La nota incluía la visión del dueño de la finca, quien justificaba con varios argumentos y excusas el uso de trabajo infantil en el corte de caña.
“No son trabajadores per se, sino ayudantes”, decía Otto Kuhsiek (copropietario de la finca en cuestión y actual presidente de la Cámara del Agro), tratando de convencer de que las actividades desarrolladas por los niños en la zafra no deben clasificarse como trabajo. Su voz, su expresión y sus gestos me hacen pensar que él tampoco se creyó esas palabras. Porque en efecto se trata de trabajo infantil y –así como todo el desarrollado en la agroindustria–, cae para el caso de Guatemala en la categoría de “trabajo infantil en sus peores formas”. Cabe recordar que Guatemala ratificó en 2001 el Convenio 182 de la OIT que prohíbe este tipo de trabajo para todos aquellos menores de 18 años.
Y el calificativo de ayudante no enmienda en lo más mínimo que se trate de un trabajo como tal –por demás duro para cualquiera, no digamos para un menor– sino agrega una de las características principales del empleo infantil: según cálculos propios con información de la ENEI 2011, el 90% de los trabajadores entre 7 y 12 años, así como el 55% de los adolescentes de 13 a 17 años de edad se desempeñan como trabajadores no remunerados.
Ciertamente para el hogar de estos niños se trata de una cuestión de sobrevivencia, pues en el corte de caña (que es a destajo), las cargas laborales diarias necesarias para alcanzar el equivalente a un salario mínimo sobrepasan muchas veces la capacidad de una persona. Pero como sociedad ¿podemos aceptar estas prácticas so pretexto antropológico, por ser una práctica común en Guatemala, por ser el trabajo infantil un mal frecuente en países con niveles de desarrollo como el nuestro? ¿Podemos seguir aceptando los argumentos observados a lo largo del reportaje? “No es explotación, es una oportunidad” afirmó el presidente de la Cámara del Agro.
Sus palabras me trajeron inmediatamente a la mente la postura de Humberto Pretti, antiguo presidente de la misma institución, cuando al publicarse los resultados de la Encuesta Nacional Agropecuaria del año 2008, no solo justificaba la figura del mozo colono, sino manifestaba que el acceso a educación primaria para los hijos de estos resultaba perjudicial pues al educarse ya no querían seguir haciendo el trabajo que sus padres realizaban.
Así es señores finqueros, la educación es sinónimo de desarrollo: es elemento básico para superar la trampa intergeneracional de la pobreza.
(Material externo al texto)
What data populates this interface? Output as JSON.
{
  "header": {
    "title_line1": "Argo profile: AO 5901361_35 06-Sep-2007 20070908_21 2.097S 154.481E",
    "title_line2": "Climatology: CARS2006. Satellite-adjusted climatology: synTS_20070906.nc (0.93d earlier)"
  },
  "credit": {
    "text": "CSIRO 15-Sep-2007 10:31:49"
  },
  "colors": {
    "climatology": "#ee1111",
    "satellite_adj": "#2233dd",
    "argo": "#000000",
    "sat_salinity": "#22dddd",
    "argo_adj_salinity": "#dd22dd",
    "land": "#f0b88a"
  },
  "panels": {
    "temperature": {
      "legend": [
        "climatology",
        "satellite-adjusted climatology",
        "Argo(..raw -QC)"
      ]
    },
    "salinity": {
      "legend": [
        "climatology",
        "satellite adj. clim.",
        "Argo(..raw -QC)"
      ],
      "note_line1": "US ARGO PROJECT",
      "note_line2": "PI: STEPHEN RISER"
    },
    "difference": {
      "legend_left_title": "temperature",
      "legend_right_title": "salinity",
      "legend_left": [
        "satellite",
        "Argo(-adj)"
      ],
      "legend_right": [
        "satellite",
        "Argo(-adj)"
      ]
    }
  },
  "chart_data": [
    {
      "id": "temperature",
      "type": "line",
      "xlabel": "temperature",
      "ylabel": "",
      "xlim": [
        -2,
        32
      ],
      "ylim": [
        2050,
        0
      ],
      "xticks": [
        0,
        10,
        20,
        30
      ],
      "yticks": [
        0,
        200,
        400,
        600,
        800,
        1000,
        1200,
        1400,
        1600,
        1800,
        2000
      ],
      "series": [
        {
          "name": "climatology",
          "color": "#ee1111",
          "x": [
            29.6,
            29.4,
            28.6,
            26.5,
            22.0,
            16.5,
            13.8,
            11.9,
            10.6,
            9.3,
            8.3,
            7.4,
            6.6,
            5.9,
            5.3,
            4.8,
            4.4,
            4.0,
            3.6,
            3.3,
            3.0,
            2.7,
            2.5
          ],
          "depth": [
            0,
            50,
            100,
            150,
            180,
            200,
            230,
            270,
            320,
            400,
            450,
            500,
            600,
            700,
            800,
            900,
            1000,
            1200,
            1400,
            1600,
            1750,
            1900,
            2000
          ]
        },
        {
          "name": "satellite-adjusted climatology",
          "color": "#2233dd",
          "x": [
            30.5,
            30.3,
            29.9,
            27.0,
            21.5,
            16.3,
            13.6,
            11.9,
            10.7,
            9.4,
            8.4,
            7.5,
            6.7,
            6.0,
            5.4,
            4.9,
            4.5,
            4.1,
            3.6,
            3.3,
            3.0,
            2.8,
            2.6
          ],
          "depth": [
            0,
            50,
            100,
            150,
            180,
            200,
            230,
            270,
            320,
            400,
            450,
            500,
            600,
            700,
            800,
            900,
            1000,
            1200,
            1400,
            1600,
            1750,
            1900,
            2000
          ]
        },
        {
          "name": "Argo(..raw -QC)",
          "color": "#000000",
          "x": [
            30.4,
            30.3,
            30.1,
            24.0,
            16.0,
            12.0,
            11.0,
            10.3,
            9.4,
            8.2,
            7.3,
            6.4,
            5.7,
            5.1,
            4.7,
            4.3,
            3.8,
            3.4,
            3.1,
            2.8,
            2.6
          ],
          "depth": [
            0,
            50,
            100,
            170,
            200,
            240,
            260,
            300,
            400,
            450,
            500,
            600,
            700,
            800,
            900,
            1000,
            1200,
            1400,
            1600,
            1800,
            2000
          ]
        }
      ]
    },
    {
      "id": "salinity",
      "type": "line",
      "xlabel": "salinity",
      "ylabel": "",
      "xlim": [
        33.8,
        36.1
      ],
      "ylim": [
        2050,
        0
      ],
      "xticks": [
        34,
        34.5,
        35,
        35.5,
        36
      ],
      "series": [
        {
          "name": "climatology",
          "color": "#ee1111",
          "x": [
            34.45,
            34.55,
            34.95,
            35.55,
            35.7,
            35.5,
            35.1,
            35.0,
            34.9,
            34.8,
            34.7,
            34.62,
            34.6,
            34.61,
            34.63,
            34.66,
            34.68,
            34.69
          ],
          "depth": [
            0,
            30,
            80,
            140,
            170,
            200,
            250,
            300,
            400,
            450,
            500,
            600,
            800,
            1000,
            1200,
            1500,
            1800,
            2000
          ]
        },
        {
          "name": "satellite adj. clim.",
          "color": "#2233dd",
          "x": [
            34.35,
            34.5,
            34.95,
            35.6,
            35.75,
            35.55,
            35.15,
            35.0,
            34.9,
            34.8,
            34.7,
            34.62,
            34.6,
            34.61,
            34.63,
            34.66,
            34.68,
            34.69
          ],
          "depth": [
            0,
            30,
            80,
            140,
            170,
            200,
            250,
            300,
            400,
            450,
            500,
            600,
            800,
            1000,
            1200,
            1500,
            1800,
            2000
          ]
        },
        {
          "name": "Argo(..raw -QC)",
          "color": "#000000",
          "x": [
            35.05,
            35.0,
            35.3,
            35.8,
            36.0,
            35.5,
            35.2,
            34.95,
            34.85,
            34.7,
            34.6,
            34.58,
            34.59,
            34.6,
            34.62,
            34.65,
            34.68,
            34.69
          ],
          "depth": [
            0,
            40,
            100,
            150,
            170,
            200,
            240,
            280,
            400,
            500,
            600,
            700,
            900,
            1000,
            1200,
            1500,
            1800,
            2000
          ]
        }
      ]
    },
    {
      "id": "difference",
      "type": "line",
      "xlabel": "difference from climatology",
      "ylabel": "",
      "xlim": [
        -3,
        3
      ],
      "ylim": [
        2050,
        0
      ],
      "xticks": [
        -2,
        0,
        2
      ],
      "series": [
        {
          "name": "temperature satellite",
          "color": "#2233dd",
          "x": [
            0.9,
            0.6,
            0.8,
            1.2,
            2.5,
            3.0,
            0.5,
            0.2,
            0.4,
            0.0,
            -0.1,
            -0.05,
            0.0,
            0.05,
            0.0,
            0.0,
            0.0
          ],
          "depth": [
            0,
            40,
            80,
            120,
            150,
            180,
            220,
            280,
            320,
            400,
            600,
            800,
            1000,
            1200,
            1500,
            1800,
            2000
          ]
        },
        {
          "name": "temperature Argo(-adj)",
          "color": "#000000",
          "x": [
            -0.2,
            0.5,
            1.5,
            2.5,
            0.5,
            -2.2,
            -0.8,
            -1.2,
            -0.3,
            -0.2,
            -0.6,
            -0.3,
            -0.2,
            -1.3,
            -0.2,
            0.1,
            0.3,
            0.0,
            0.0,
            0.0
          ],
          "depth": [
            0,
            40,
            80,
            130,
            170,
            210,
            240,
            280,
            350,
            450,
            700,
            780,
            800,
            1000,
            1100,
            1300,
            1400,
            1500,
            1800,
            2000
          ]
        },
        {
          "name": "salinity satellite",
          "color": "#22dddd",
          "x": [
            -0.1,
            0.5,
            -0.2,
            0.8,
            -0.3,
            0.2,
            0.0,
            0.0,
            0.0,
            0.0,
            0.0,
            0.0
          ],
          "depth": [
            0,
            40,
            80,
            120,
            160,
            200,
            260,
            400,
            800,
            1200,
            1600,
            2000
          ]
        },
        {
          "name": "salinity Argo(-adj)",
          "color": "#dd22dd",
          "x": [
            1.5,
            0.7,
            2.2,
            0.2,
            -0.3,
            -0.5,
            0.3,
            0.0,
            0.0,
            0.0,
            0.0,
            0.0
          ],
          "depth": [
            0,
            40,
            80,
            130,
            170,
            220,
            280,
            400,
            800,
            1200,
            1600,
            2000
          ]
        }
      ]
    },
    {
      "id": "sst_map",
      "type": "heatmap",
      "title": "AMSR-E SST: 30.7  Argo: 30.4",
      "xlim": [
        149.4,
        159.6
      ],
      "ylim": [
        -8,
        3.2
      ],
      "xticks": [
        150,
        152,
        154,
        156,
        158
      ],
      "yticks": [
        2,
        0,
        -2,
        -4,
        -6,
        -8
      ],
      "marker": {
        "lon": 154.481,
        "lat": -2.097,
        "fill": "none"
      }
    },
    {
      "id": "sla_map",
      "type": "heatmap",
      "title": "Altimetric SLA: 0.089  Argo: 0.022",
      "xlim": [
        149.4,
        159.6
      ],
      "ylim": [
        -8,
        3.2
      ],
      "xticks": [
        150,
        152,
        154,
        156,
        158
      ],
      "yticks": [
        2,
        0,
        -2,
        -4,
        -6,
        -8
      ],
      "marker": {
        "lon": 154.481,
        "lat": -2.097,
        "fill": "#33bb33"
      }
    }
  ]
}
Y el trabajo infantil –sobre todo el de estas características– no es una oportunidad, sino un obstáculo al rendimiento escolar, la permanencia en la escuela, la salud y el desarrollo de estos niños y adolescentes: alimenta el círculo vicioso de la pobreza. Y la pobreza es la que empuja a los trabajadores a aceptar sus condiciones laborales –explotadoras y deplorables– y a usar la mano de obra de los menores del hogar.
Pero la justificación y tolerancia del trabajo infantil, así como de otros fenómenos injustos y punibles, pareciera ser una dinámica muy propia de nuestra sociedad. Excusarse detrás de la fuerza de la cultura y las costumbres, es la misma cómoda salida de quienes levantan los hombros ante la violencia doméstica, por ejemplo. Pero romper con la mentalidad retrógrada y con los patrones heredados siempre es posible.
Y la enajenación y ceguera ante el trabajo infantil, la pobreza, la desnutrición crónica, la desigualdad, las condiciones y remuneraciones laborales indignas, es la mayor falacia e hipocresía de quienes dicen soñar y luchar por un país desarrollado. Pero dejar la indiferencia y abrir los ojos siempre es posible.
Sea en la institución o sector social al que pertenezcamos, cuestionar (hacia adentro y hacia afuera), propiciar un cambio, dar pasos e iniciar una evolución siempre será posible. Leí hace unos días una caricatura: “¿Qué traerá el año que viene?” Pregunta la niña, “365 oportunidades” le responden.